After President Obama's Visit to Cuba, Crackdowns on Protesters Continue

Impact

Just days after President Barack Obama's historic visit to Cuba, the country's security forces began a harsh crackdown on pro-democracy protesters in Havana.

Yahoo News' Patrick Symmes writes that a Thursday protest three blocks from the Grand Theater of Havana was interrupted by plainclothes officers who "attacked demonstrators violently and then stuffed those they had captured into police cars and swept them away within moments."

An Australian tourist told Symmes "They were shouting pro-Obama slogans and saying things like 'Down with Fidel.'"

Video posted by the dissident organization Patriotic Union of Cuba captured the forceful security action, which was also filmed by dozens of people with camera phones.
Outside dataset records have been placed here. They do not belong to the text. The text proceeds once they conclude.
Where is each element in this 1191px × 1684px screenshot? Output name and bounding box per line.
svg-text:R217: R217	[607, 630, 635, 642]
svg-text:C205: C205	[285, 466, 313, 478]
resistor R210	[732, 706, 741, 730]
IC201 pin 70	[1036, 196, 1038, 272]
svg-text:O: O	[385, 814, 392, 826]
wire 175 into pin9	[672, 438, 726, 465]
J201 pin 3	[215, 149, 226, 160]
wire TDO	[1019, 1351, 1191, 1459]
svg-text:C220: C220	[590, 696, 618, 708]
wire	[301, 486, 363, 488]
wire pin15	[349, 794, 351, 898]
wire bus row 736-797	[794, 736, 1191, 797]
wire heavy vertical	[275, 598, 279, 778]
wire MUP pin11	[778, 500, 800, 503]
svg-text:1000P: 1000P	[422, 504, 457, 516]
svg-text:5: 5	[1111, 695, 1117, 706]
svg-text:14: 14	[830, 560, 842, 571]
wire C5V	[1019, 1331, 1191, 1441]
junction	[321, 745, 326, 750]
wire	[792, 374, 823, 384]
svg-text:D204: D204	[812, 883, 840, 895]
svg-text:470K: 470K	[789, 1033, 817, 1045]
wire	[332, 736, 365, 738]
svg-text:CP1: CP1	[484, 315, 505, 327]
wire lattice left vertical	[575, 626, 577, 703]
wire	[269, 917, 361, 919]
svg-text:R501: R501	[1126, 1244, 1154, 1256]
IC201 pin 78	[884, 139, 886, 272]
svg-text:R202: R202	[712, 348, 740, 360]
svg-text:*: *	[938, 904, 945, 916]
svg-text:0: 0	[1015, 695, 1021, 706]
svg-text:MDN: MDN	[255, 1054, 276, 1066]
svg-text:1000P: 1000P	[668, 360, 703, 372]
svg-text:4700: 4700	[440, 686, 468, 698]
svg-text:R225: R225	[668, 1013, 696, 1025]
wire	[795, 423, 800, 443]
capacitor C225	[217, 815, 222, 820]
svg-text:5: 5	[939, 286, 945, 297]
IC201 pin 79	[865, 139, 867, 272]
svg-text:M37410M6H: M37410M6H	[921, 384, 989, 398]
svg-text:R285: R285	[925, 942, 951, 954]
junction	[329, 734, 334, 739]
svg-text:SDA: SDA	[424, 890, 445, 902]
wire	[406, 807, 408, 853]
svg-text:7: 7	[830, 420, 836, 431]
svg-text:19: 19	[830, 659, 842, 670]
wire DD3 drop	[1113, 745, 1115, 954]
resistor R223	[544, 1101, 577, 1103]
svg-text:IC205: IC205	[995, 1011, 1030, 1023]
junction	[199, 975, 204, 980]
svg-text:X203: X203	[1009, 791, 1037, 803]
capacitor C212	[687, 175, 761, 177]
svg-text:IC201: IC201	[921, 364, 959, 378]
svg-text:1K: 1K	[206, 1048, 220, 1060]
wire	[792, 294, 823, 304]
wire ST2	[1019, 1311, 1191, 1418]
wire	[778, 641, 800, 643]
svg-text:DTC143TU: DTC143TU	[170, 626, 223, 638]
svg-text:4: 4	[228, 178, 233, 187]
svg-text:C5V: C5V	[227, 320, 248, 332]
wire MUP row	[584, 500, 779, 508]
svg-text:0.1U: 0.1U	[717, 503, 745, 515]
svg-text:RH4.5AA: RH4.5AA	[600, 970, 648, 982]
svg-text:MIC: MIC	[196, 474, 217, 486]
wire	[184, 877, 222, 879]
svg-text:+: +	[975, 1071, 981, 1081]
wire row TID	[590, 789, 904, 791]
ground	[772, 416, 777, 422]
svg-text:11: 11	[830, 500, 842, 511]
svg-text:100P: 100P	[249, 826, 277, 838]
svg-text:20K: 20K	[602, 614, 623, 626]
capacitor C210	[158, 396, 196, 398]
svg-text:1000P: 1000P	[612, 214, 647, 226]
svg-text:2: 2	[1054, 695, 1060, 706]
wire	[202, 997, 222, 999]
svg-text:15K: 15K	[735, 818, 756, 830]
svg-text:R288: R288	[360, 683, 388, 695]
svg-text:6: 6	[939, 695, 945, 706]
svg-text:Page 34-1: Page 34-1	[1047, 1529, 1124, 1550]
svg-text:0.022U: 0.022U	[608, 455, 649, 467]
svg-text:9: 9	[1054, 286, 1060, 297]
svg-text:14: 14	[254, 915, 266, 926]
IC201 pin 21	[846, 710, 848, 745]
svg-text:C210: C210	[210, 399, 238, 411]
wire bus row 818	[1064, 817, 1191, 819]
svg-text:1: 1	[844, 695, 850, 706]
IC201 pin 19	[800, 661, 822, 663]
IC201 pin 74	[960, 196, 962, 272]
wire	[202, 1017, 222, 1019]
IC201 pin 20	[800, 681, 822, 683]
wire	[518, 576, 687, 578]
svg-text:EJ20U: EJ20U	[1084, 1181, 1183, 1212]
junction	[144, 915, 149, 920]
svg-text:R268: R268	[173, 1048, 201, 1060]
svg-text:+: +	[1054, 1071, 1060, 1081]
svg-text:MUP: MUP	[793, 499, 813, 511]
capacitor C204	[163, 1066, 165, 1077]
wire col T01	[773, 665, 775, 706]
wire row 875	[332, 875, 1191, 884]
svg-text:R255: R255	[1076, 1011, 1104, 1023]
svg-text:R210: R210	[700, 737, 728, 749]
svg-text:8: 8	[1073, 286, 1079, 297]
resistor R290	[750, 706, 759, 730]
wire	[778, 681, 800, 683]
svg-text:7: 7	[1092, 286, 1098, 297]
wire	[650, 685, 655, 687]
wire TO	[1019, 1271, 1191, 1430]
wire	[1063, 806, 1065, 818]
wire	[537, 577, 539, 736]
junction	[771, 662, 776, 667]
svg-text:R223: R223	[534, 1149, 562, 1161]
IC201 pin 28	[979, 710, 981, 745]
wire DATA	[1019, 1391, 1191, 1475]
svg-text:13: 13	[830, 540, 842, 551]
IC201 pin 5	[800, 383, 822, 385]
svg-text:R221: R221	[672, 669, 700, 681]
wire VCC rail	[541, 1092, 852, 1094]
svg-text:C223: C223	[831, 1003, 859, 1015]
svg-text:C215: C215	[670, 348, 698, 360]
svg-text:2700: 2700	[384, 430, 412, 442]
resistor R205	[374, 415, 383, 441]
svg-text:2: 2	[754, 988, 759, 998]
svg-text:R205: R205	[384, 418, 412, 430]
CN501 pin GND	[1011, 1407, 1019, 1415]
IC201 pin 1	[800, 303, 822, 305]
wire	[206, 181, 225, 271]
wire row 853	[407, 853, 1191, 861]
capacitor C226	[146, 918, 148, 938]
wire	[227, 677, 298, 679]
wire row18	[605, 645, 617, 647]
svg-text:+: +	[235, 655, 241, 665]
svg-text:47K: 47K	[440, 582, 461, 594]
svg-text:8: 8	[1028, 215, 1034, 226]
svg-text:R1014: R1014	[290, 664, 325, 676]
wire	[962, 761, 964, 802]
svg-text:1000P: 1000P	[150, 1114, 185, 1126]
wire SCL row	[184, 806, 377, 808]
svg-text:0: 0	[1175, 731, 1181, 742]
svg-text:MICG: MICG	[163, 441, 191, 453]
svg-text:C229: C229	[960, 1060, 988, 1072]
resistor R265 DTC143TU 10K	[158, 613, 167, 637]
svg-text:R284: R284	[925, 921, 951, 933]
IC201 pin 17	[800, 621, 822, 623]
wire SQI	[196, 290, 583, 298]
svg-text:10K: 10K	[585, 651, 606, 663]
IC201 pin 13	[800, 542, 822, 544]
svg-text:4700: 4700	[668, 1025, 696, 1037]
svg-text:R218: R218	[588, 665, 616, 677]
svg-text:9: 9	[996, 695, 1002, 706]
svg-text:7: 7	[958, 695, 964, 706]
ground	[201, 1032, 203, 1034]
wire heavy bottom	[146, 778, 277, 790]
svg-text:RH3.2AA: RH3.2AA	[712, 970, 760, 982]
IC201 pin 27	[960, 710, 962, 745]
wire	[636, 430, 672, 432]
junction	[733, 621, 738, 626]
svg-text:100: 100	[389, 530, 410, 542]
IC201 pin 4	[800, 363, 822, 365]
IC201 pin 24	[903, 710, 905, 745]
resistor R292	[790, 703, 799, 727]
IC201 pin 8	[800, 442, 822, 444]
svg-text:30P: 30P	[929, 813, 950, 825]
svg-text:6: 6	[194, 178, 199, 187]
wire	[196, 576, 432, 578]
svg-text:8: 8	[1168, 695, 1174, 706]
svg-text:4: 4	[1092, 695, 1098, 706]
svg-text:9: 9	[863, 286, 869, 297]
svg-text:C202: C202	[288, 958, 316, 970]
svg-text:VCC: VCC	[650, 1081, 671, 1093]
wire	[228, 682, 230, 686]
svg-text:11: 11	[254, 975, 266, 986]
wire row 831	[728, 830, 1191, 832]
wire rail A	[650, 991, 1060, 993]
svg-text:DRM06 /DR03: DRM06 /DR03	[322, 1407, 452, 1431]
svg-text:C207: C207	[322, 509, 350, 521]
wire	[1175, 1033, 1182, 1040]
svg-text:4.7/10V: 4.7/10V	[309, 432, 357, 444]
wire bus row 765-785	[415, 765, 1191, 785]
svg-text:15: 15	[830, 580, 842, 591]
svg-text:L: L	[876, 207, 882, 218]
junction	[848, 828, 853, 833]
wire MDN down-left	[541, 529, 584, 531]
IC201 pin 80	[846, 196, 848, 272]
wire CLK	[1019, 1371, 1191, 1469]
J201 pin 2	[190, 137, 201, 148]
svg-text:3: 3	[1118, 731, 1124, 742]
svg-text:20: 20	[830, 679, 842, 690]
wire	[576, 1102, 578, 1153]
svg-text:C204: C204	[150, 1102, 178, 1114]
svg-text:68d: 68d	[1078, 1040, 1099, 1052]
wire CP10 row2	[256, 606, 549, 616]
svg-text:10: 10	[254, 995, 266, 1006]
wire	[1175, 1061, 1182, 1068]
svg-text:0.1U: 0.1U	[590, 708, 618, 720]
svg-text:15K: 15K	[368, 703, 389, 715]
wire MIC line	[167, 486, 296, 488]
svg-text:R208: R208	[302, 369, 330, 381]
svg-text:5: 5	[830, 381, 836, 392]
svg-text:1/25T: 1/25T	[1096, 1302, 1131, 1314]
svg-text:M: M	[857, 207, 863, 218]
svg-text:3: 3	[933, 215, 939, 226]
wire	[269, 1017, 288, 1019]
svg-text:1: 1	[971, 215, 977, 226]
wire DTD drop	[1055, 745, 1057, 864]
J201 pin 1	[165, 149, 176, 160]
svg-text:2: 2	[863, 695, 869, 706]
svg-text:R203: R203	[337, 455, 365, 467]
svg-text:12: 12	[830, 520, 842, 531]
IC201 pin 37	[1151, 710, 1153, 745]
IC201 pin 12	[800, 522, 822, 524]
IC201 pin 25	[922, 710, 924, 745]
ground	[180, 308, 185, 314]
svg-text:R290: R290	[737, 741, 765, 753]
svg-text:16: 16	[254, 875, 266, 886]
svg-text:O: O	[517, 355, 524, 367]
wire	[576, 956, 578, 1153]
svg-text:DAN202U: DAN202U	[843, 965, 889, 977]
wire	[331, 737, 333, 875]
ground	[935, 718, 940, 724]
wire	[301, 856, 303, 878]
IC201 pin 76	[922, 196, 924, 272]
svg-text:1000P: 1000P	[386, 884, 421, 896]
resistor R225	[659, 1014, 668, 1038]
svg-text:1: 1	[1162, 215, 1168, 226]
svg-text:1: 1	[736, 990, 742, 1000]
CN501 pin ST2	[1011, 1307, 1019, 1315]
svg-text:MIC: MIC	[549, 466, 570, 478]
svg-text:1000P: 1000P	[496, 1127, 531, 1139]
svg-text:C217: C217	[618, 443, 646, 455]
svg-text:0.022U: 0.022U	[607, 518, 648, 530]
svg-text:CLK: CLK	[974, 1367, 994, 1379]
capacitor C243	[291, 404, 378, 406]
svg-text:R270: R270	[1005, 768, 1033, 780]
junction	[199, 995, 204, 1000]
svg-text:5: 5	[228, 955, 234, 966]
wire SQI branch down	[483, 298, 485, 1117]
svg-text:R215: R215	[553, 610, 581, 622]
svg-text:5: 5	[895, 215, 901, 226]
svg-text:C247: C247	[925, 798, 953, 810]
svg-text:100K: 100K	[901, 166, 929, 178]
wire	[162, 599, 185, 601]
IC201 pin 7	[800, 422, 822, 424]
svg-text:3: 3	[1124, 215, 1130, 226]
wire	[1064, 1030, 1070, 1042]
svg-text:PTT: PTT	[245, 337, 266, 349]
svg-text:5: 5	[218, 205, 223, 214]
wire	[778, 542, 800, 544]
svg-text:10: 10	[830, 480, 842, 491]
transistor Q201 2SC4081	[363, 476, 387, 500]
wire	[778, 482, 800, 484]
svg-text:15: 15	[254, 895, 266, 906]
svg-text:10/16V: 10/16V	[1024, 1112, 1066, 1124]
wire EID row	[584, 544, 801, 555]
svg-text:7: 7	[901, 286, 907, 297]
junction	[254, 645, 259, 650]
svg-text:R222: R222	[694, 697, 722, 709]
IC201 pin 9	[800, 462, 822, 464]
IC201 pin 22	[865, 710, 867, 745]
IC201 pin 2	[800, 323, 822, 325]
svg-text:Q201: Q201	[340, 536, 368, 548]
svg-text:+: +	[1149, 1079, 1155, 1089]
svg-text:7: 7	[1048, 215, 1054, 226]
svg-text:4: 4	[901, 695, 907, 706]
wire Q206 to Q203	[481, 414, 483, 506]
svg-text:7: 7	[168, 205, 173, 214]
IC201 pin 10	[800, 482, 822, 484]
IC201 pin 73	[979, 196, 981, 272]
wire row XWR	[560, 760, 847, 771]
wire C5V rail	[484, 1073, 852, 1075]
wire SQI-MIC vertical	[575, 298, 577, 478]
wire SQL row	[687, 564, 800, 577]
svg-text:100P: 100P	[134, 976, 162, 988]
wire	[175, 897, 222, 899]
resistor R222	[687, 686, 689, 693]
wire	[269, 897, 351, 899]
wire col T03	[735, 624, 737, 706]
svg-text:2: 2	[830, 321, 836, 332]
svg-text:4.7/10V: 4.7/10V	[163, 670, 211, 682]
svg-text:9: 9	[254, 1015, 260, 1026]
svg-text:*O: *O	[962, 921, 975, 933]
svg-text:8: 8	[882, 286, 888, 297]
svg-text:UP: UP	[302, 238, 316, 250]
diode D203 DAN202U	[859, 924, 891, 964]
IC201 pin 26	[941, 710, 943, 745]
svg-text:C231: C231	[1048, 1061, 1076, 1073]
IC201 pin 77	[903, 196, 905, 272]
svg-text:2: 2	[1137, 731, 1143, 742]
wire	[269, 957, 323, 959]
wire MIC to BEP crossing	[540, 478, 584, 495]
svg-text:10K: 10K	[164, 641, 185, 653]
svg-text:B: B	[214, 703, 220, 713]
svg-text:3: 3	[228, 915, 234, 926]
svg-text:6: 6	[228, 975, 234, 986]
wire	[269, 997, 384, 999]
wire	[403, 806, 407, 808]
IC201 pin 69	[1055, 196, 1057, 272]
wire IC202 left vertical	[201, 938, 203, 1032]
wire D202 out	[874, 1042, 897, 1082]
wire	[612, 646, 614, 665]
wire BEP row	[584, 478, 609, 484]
Symmes noted Obama's pro-democracy remarks in the country, which were rebroadcast on state television and in the Communist Granma paper, may have helped spark the demonstrations.

"Obama sí, Castro no," some of the demonstrators said, according to a witness who spoke to Symmes.

"I believe citizens should be free to speak their mind without fear — to organize, and to criticize their government, and to protest peacefully, and that the rule of law should not include arbitrary detentions of people who exercise those rights," Obama told crowds at the same theater where Thursday's demonstrations took place.

Amnesty International notes that while Cuban law enforcement have relied less on long-term imprisonment to suppress protests against the Castro regime in recent years, it received "over 7,188 reports of arbitrary detentions from January through August 2014, a sharp increase from approximately 2,900 in 2013 and 1,100 in 2010 during the same time period ... [detainees are] often beaten, threatened and held incommunicado for hours and even days." The president's visit to the island nation came after months of increased detentions.